In a hallway conversation at a recent conference, David Weinberger interviews Michael Schrage, of the MIT Media Lab. There, the topic is search.

Here, the topic is blogging.

Blogging may be more democratic, but it's also likely to be less read. There is a point when there are simply too many blogs.

David Weinberger announced on National Public Radio that he would no longer be reading many of his friends' blogs. Who has the time?

"A salad bar that is five miles long is as useless to me as one that is 3,000 miles long because I am getting all the salad I can eat in the first 15 feet," Weinberger said.

This calls for a Simpsons reference:

Homer: Look kids! I just got my party invitiations back from the printers.
Lisa: [Reading the invitation.] "Come to Homer's BBBQ. The extra B is for BYOBB."
Bart: What's that extra B for?
Homer: It's a typo.
Lisa: Dad! Can't you have some other type of party, one where you don't serve meat?
Homer: All normal people love meat. If I went to a barbeque and there was no meat, I would say 'Yo Goober! Where's the meat!?'. I'm trying to impress people here Lisa. You don't win friends with salad.

Audio here. (Also, it feels good to know I'm not the only one.)

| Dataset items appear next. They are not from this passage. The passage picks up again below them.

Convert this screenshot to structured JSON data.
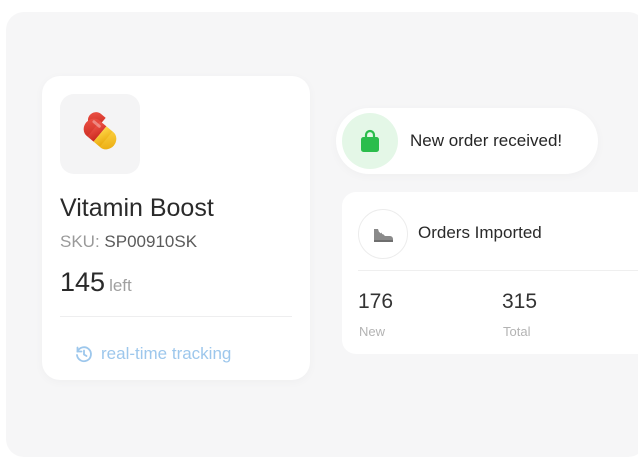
{
  "product": {
    "name": "Vitamin Boost",
    "sku_label": "SKU:",
    "sku_value": "SP00910SK",
    "stock_count": "145",
    "stock_unit": "left",
    "tracking_label": "real-time tracking",
    "icon": "pill-icon"
  },
  "notification": {
    "text": "New order received!",
    "icon": "shopping-bag-icon"
  },
  "orders": {
    "title": "Orders Imported",
    "icon": "shoe-icon",
    "stats": [
      {
        "value": "176",
        "label": "New"
      },
      {
        "value": "315",
        "label": "Total"
      }
    ]
  },
  "colors": {
    "accent_green": "#2bbd4c",
    "tracking_blue": "#9dc7ec",
    "pill_red": "#e13a2c",
    "pill_yellow": "#f5c21b"
  }
}
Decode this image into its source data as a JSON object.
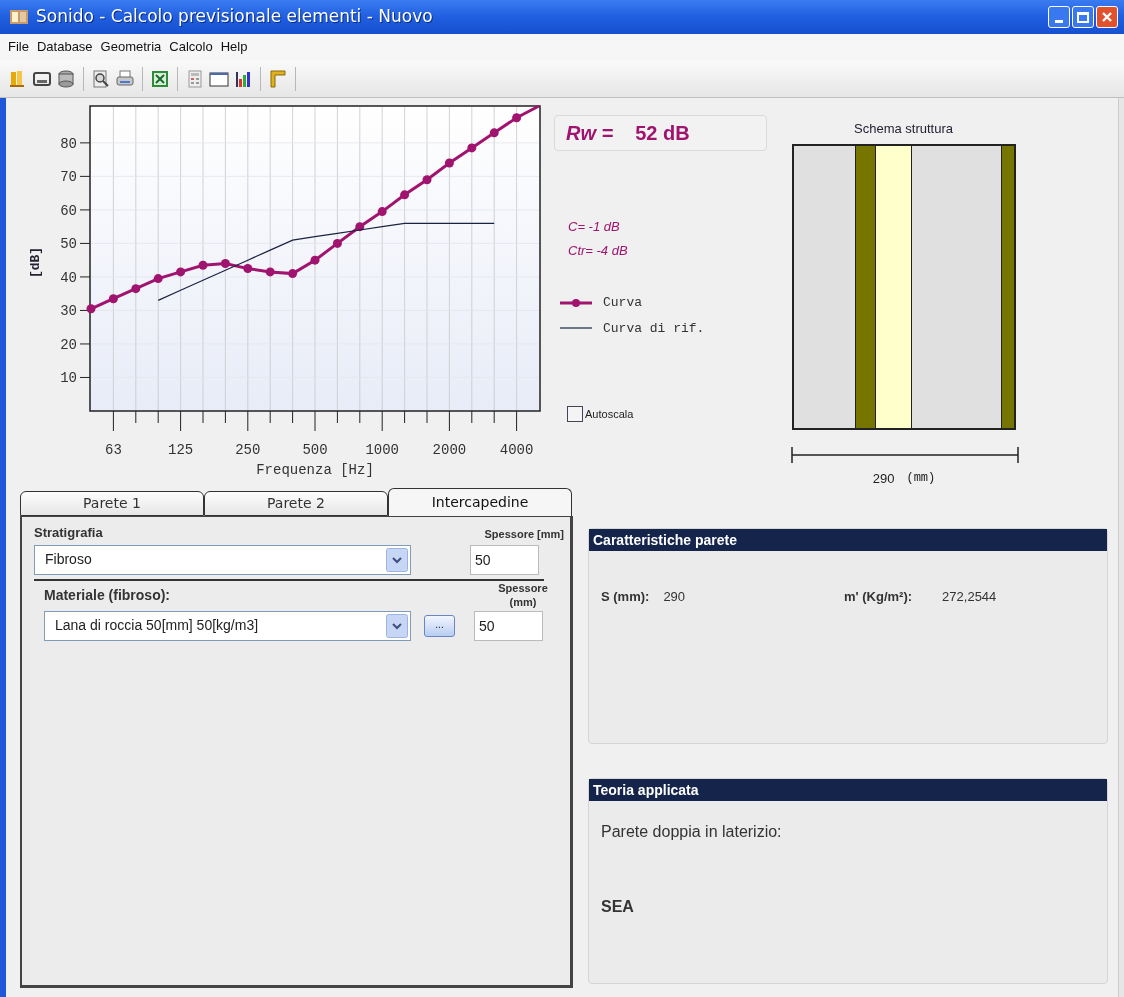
{
  "window": {
    "title": "Sonido - Calcolo previsionale elementi - Nuovo"
  },
  "menu": [
    "File",
    "Database",
    "Geometria",
    "Calcolo",
    "Help"
  ],
  "chart": {
    "chart_data": {
      "type": "line",
      "xlabel": "Frequenza [Hz]",
      "ylabel": "[dB]",
      "categories": [
        null,
        "63",
        null,
        null,
        "125",
        null,
        null,
        "250",
        null,
        null,
        "500",
        null,
        null,
        "1000",
        null,
        null,
        "2000",
        null,
        null,
        "4000",
        null
      ],
      "series": [
        {
          "name": "Curva",
          "color": "#a0146f",
          "marker": "circle",
          "values": [
            30.5,
            33.5,
            36.5,
            39.5,
            41.5,
            43.5,
            44,
            42.5,
            41.5,
            41,
            45,
            50,
            55,
            59.5,
            64.5,
            69,
            74,
            78.5,
            83,
            87.5,
            91
          ]
        },
        {
          "name": "Curva di rif.",
          "color": "#1a2340",
          "values": [
            null,
            null,
            null,
            33,
            36,
            39,
            42,
            45,
            48,
            51,
            52,
            53,
            54,
            55,
            56,
            56,
            56,
            56,
            56,
            null,
            null
          ]
        }
      ],
      "ylim": [
        0,
        91
      ],
      "yticks": [
        10,
        20,
        30,
        40,
        50,
        60,
        70,
        80
      ],
      "grid": true
    }
  },
  "result": {
    "rw_label": "Rw =",
    "rw_value": "52 dB",
    "c": "C= -1 dB",
    "ctr": "Ctr= -4 dB"
  },
  "autoscala": {
    "label": "Autoscala",
    "checked": false
  },
  "structure": {
    "title": "Schema struttura",
    "layers": [
      {
        "color": "#e0e0e0"
      },
      {
        "color": "#757500"
      },
      {
        "color": "#ffffcc"
      },
      {
        "color": "#e0e0e0"
      },
      {
        "color": "#757500"
      }
    ],
    "dimension": "290",
    "unit": "(mm)"
  },
  "tabs": [
    {
      "label": "Parete 1",
      "selected": false
    },
    {
      "label": "Parete 2",
      "selected": false
    },
    {
      "label": "Intercapedine",
      "selected": true
    }
  ],
  "form": {
    "stratigrafia": {
      "label": "Stratigrafia",
      "value": "Fibroso"
    },
    "spessore1": {
      "label": "Spessore [mm]",
      "value": "50"
    },
    "materiale": {
      "label": "Materiale (fibroso):",
      "value": "Lana di roccia 50[mm] 50[kg/m3]"
    },
    "browse_button": "...",
    "spessore2": {
      "label": "Spessore (mm)",
      "value": "50"
    }
  },
  "characteristics": {
    "title": "Caratteristiche parete",
    "fields": [
      {
        "label": "S (mm):",
        "value": "290"
      },
      {
        "label": "m' (Kg/m²):",
        "value": "272,2544"
      }
    ]
  },
  "theory": {
    "title": "Teoria applicata",
    "description": "Parete doppia in laterizio:",
    "method": "SEA"
  }
}
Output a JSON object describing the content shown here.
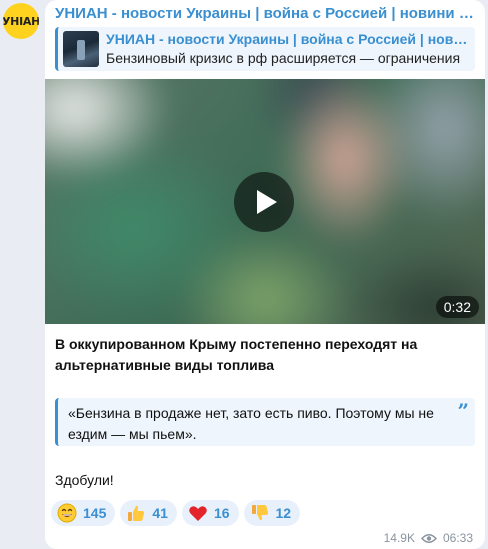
{
  "channel": {
    "avatar_text": "УНІАН",
    "name": "УНИАН - новости Украины | война с Россией | новини України"
  },
  "reply": {
    "title": "УНИАН - новости Украины | война с Россией | новини України",
    "text": "Бензиновый кризис в рф расширяется — ограничения"
  },
  "video": {
    "duration": "0:32"
  },
  "post": {
    "headline": "В оккупированном Крыму постепенно переходят на альтернативные виды топлива",
    "quote": "«Бензина в продаже нет, зато есть пиво. Поэтому мы не ездим — мы пьем».",
    "quote_mark": "”",
    "text": "Здобули!"
  },
  "reactions": [
    {
      "icon": "grinning-face-icon",
      "count": "145"
    },
    {
      "icon": "thumbs-up-icon",
      "count": "41"
    },
    {
      "icon": "red-heart-icon",
      "count": "16"
    },
    {
      "icon": "thumbs-down-icon",
      "count": "12"
    }
  ],
  "meta": {
    "views": "14.9K",
    "time": "06:33"
  },
  "colors": {
    "accent": "#3a8fd0",
    "background": "#e9edf3",
    "bubble": "#ffffff",
    "avatar": "#ffd21f"
  }
}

Weinberger also has a new book, Everything is Miscellaneous, due out in May. He gets blurbs from all the right digerati authors: Anderson, Dyson, Johnson, Wales. Publishers Weekly found the book full of "intriguing but not exactly helpful epigrams." The obligatory book-blog should give you a sense. The abundance of meaning and The abundance of worthiness and the new relevancy both seem to sync nicely with my recent investigations.